While implementing heartbeats in Pensieve, I realized that there are essentially two ways of detecting a node failure. The node proactively signaling “I’m alive” (Push model), and a node periodically asking "Are you alive?" (Pull model)
The push model is often preferred for its lower latency and reduced polling overhead, but it comes with caveats. Let's have a look -
Push Model (POST): Proactive and Scalable
In the push model, each node sends its heartbeat at regular intervals to a central monitor or to its peers. This is typically done via a POST request.
This approach has several advantages:
Scalability: Each node only needs to manage one outbound request per interval.
Efficiency: Lower CPU usage, memory consumption, and fewer open connections, especially in larger clusters.
Clarity of Failure: In the push model, failure = silence. If a node doesn’t send a heartbeat, it’s presumed to be down.
Push-Based Brokers
Brokers push heartbeats every 3 seconds by default. Controller marks broker as dead after missing 2-3 consecutive heartbeats. Consumer groups also use push-based heartbeats to the group coordinator
Following reasons make Push model work for Kafka -
- High-throughput messaging requires minimal overhead
- Broker failures need fast detection for partition reassignment
- Scales well with hundreds of brokers
Pull Model (GET): Reactive and Demanding
In the pull model, a central node (or each peer) periodically pulls status from every other node using GET requests.
While functional, this introduces trade-offs:
Resource Overhead: Each node (or monitor) must initiate N outbound requests every interval in a cluster of size N. This increases load and the number of concurrent connections.
Asymmetric Failures: In a pull model, network partitions and latency can lead to ambiguity. For example, Node A might successfully reach Node B, but B might not reach A — making it unclear whether a node is actually down or just slow.
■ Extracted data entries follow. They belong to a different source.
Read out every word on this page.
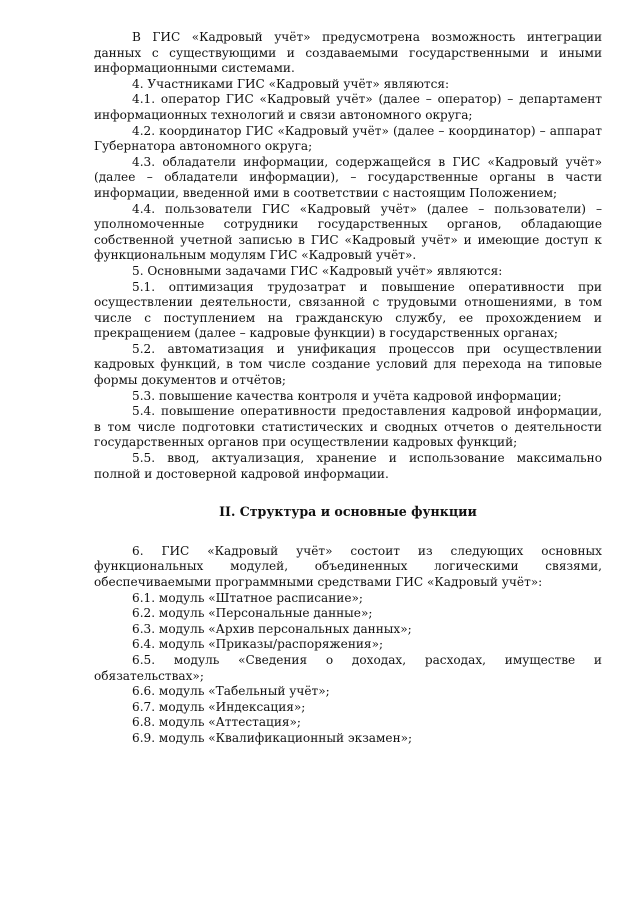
В ГИС «Кадровый учёт» предусмотрена возможность интеграции данных с существующими и создаваемыми государственными и иными информационными системами.

4. Участниками ГИС «Кадровый учёт» являются:

4.1. оператор ГИС «Кадровый учёт» (далее – оператор) – департамент информационных технологий и связи автономного округа;

4.2. координатор ГИС «Кадровый учёт» (далее – координатор) – аппарат Губернатора автономного округа;

4.3. обладатели информации, содержащейся в ГИС «Кадровый учёт» (далее – обладатели информации), – государственные органы в части информации, введенной ими в соответствии с настоящим Положением;

4.4. пользователи ГИС «Кадровый учёт» (далее – пользователи) – уполномоченные сотрудники государственных органов, обладающие собственной учетной записью в ГИС «Кадровый учёт» и имеющие доступ к функциональным модулям ГИС «Кадровый учёт».

5. Основными задачами ГИС «Кадровый учёт» являются:

5.1. оптимизация трудозатрат и повышение оперативности при осуществлении деятельности, связанной с трудовыми отношениями, в том числе с поступлением на гражданскую службу, ее прохождением и прекращением (далее – кадровые функции) в государственных органах;

5.2. автоматизация и унификация процессов при осуществлении кадровых функций, в том числе создание условий для перехода на типовые формы документов и отчётов;

5.3. повышение качества контроля и учёта кадровой информации;

5.4. повышение оперативности предоставления кадровой информации, в том числе подготовки статистических и сводных отчетов о деятельности государственных органов при осуществлении кадровых функций;

5.5. ввод, актуализация, хранение и использование максимально полной и достоверной кадровой информации.

II. Структура и основные функции

6. ГИС «Кадровый учёт» состоит из следующих основных функциональных модулей, объединенных логическими связями, обеспечиваемыми программными средствами ГИС «Кадровый учёт»:

6.1. модуль «Штатное расписание»;

6.2. модуль «Персональные данные»;

6.3. модуль «Архив персональных данных»;

6.4. модуль «Приказы/распоряжения»;

6.5. модуль «Сведения о доходах, расходах, имуществе и обязательствах»;

6.6. модуль «Табельный учёт»;

6.7. модуль «Индексация»;

6.8. модуль «Аттестация»;

6.9. модуль «Квалификационный экзамен»;
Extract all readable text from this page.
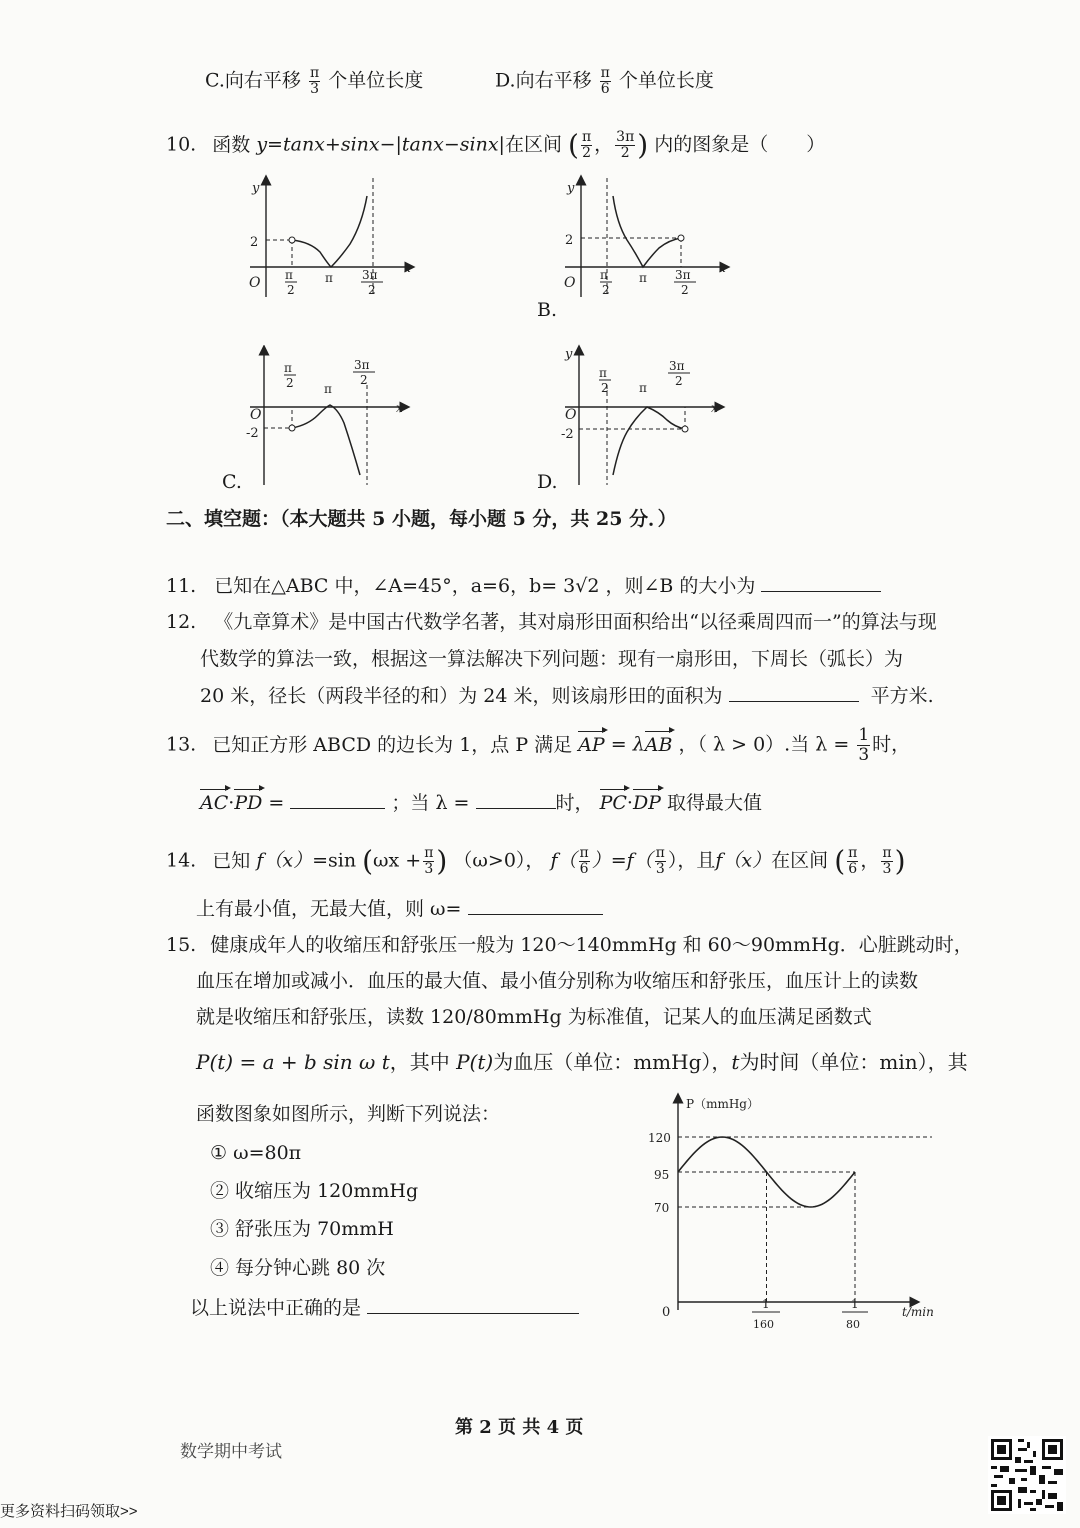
C.向右平移 $\frac{\pi}{3}$ 个单位长度	D.向右平移 $\frac{\pi}{6}$ 个单位长度
10. 函数 y=tanx+sinx−|tanx−sinx|在区间 ( $\frac{\pi}{2}$ ， $\frac{3\pi}{2}$ ) 内的图象是（　　）
y
x
O
2
π
2
π 3π
2
y
x
O
2
π
2
π 3π
2
B.
x
O
-2
π
2	π
3π
2
C.
y
x
O
-2
π
2	π
3π
2
D.
二、填空题：（本大题共 5 小题，每小题 5 分，共 25 分．）
11. 已知在△ABC 中，∠A=45°，a=6，b= 3√2 ，则∠B 的大小为
12. 《九章算术》是中国古代数学名著，其对扇形田面积给出“以径乘周四而一”的算法与现
代数学的算法一致，根据这一算法解决下列问题：现有一扇形田，下周长（弧长）为
20 米，径长（两段半径的和）为 24 米，则该扇形田的面积为	平方米.
13. 已知正方形 ABCD 的边长为 1，点 P 满足 AP = λAB ，（ λ > 0）.当 $\lambda = \frac{1}{3}$ 时，
AC·PD =	；当 λ =	时， PC·DP 取得最大值
14. 已知 f（x）=sin ($\omega x + \frac{\pi}{3}$ ) （ω>0）， $f( \frac{\pi}{6} )=f( \frac{\pi}{3}$ ），且f（x）在区间 ( $\frac{\pi}{6}$ ， $\frac{\pi}{3}$ )
上有最小值，无最大值，则 ω=
15. 健康成年人的收缩压和舒张压一般为 120～140mmHg 和 60～90mmHg．心脏跳动时，
血压在增加或减小．血压的最大值、最小值分别称为收缩压和舒张压，血压计上的读数
就是收缩压和舒张压，读数 120/80mmHg 为标准值，记某人的血压满足函数式
P(t) = a + b sin ω t，其中 P(t)为血压（单位：mmHg），t为时间（单位：min），其
函数图象如图所示，判断下列说法：
① ω=80π
② 收缩压为 120mmHg
③ 舒张压为 70mmH
④ 每分钟心跳 80 次
以上说法中正确的是
P（mmHg）
t/min
0
120
95
70
1
160
1
80
第 2 页 共 4 页
数学期中考试
更多资料扫码领取>>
GET requests might get cached, which we definitely don't want for heartbeats where freshness is critical.
When Pull Makes Sense
That said, pull is not inherently bad; it's just better suited for different scenarios.
In environments where:
- You want precise, on-demand control over which nodes are scraped and when.
- The cluster is small or static.
- Node discovery is predictable.
For instance, Prometheus, a popular monitoring tool, uses a pull-based approach to collect metrics and perform health checks. This allows it to scrape targets on a fixed schedule and gives operators tight control over what is monitored and when.
Similarly Kubernetes uses pull-based liveness and readiness probes. It takes the opposite approach with pull-based liveness and readiness probes. The kubelet pulls health status every 10 seconds by default, with rich configuration options for fine-tuning per workload. A typical configuration might look like checking /healthz
every 10 seconds with a 5-second timeout and 3 failure threshold.
Other Considerations
There are several other factors that can significantly impact reliability, scalability, and accuracy in health checks. Here are some key considerations I came across:
Interval and Timeout Tuning
Set a sensible heartbeat interval (e.g., every 2s) and a timeout threshold (e.g., 5s). Add slight randomness (jitter) to intervals to avoid all nodes syncing up and causing load spikes. Too short = noisy and expensive; too long = delayed failure detection.
Clock Skew Awareness
Don’t assume perfectly synced clocks across nodes. Always compare durations, not absolute timestamps. This becomes especially important if you're tracking “last seen” times to determine liveness.
Failure Semantics
What does a missed heartbeat mean? It could be a crash, a GC pause, network lag, or a temporary blip. In pull-based systems, it's especially hard to know Your system needs to handle ambiguity gracefully.
Redundancy and Fault Tolerance
If a central node receives heartbeats, what happens if it crashes?
- Consider backup monitors, or decentralize the monitoring using a gossip protocol.
- Log heartbeat failures and recovery events for easier debugging.
Observability
Emit metrics like:
- Heartbeat success/failure count
- Average round-trip time
- Missed heartbeat streaks
These metrics are crucial for diagnosing outages and tracking system health over time.
These subtleties are often overlooked when working with existing frameworks or abstracted infrastructure. Health checks weren't new to me at all, but something I had always taken for granted; which I think was because I never implemented them from scratch. Building a distributed system from ground up forces you to examine every component with a sharper eye. I’ve had to question things I thought I understood and dig deeper into how systems actually behave in the real world.